Let’s assume that there is a modest further increase in yields driven by even higher inflation expectations and optimism on growth. Say the 10-year reached 1.5% by mid-year. On the basis of the current earnings consensus, the earnings yield would be around 3.1% higher than the Treasury yield. Stocks might lose a little of their valuation attraction, but I really think yields would need to be much higher to derail the equity bull market. If there is no growth in earnings and yields are higher, that would be negative for equities given that valuations would be impacted by the higher discount rate. But there is growth and the Q4 results have brought healthy upside surprises. Year-over-year growth in earnings has turned positive.  

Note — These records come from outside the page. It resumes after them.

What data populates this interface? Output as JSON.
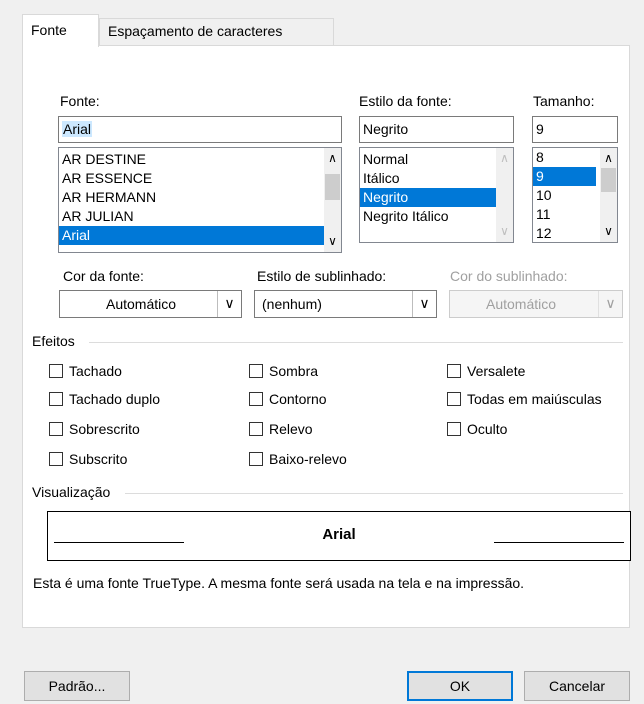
{
  "tabs": [
    {
      "label": "Fonte"
    },
    {
      "label": "Espaçamento de caracteres"
    }
  ],
  "font": {
    "label": "Fonte:",
    "value": "Arial",
    "items": [
      "AR DESTINE",
      "AR ESSENCE",
      "AR HERMANN",
      "AR JULIAN",
      "Arial"
    ],
    "selected": "Arial"
  },
  "style": {
    "label": "Estilo da fonte:",
    "value": "Negrito",
    "items": [
      "Normal",
      "Itálico",
      "Negrito",
      "Negrito Itálico"
    ],
    "selected": "Negrito"
  },
  "size": {
    "label": "Tamanho:",
    "value": "9",
    "items": [
      "8",
      "9",
      "10",
      "11",
      "12"
    ],
    "selected": "9"
  },
  "color": {
    "label": "Cor da fonte:",
    "value": "Automático"
  },
  "underline_style": {
    "label": "Estilo de sublinhado:",
    "value": "(nenhum)"
  },
  "underline_color": {
    "label": "Cor do sublinhado:",
    "value": "Automático"
  },
  "effects": {
    "title": "Efeitos",
    "items": [
      {
        "label": "Tachado",
        "checked": false
      },
      {
        "label": "Tachado duplo",
        "checked": false
      },
      {
        "label": "Sobrescrito",
        "checked": false
      },
      {
        "label": "Subscrito",
        "checked": false
      },
      {
        "label": "Sombra",
        "checked": false
      },
      {
        "label": "Contorno",
        "checked": false
      },
      {
        "label": "Relevo",
        "checked": false
      },
      {
        "label": "Baixo-relevo",
        "checked": false
      },
      {
        "label": "Versalete",
        "checked": false
      },
      {
        "label": "Todas em maiúsculas",
        "checked": false
      },
      {
        "label": "Oculto",
        "checked": false
      }
    ]
  },
  "preview": {
    "title": "Visualização",
    "sample": "Arial",
    "note": "Esta é uma fonte TrueType. A mesma fonte será usada na tela e na impressão."
  },
  "buttons": {
    "default": "Padrão...",
    "ok": "OK",
    "cancel": "Cancelar"
  },
  "colors": {
    "selection": "#0078d7",
    "text_highlight": "#cce8ff",
    "dialog_bg": "#f0f0f0"
  }
}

Multiple themes in equities 

Higher yields might have some impact on parts of the equity market, however. The rule of thumb suggests that higher yields and a steeper curve benefits cyclical value equities at the expense of longer-duration growth stocks. So far in 2021, growth is slightly beating value so the rise in yields has not had too much of an impact on rotation in the market. What I find really interesting is that the stock market is being driven by all kinds of themes, not just the traditional macro signals. Some of them are concerning as they suggest a level of frothiness in valuations (SPACS, retail trading, social media IPOs etc). Others, however, reflect longer-term structural themes. The energy transition is a major one and is having an impact on stock performance today.

Clean cars 

This week, President Biden signed his “Buy American” executive order. As part of this he pledged to replace the entire Federal government’s vehicle fleet with electric cars and trucks, all to be made in America. According to one article I read, citing the General Services Administration, the Federal fleet consisted of 650,000 vehicles in 2019, split between the military and civilian agencies. That’s a lot of EVs to produce. Electronic vehicles are big drivers of demand for semi-conductors and there is a massive shortage of chip capacity currently. Demand for electric battery capacity is also sky-rocketing and with it demand for cobalt, a key input into the manufacturing process of batteries. The price of the LME’s spot cobalt contract has jumped by over 40% since the beginning of the year. In related news, one of the biggest Chinese producers of polysilicon, the material used to convert sunlight to solar energy, has announced a huge investment to expand capacity. Solar power is part of the value chain in producing green hydrogen – another booming sector – and some of Biden’s Federal fleet might be powered by that fuel technology. Share prices of leading polysilicon producers have been rising strongly, as have those of semiconductor producers and companies involved in the supply chain for electronic batteries. While many people focus on the FAANGS as being the main story behind the rise in stock markets, the acceleration of the energy transition is proving to be a major force behind rising equity prices elsewhere.

Cyclical versus secular 

Treasury yields might go up more and this will undercut returns from fixed income strategies. But I doubt we are about to see a multi-year bond bear market. If they go up and things start to wobble, then go long duration because they will come down again. What is more important for long-term investors is not missing out on the secular themes. We are rapidly shifting to a lower carbon environment; electronic vehicle growth is huge, and the zero carbon and digital themes intersect on many levels. The world is hugely short technology (as the mixed quality of broadband connections in our zoom-meeting world has demonstrated) and renewable energy (only 2.7% of all new UK car registrations in 2019 were classed as Ultra Low Emissions Vehicles) and will be for years.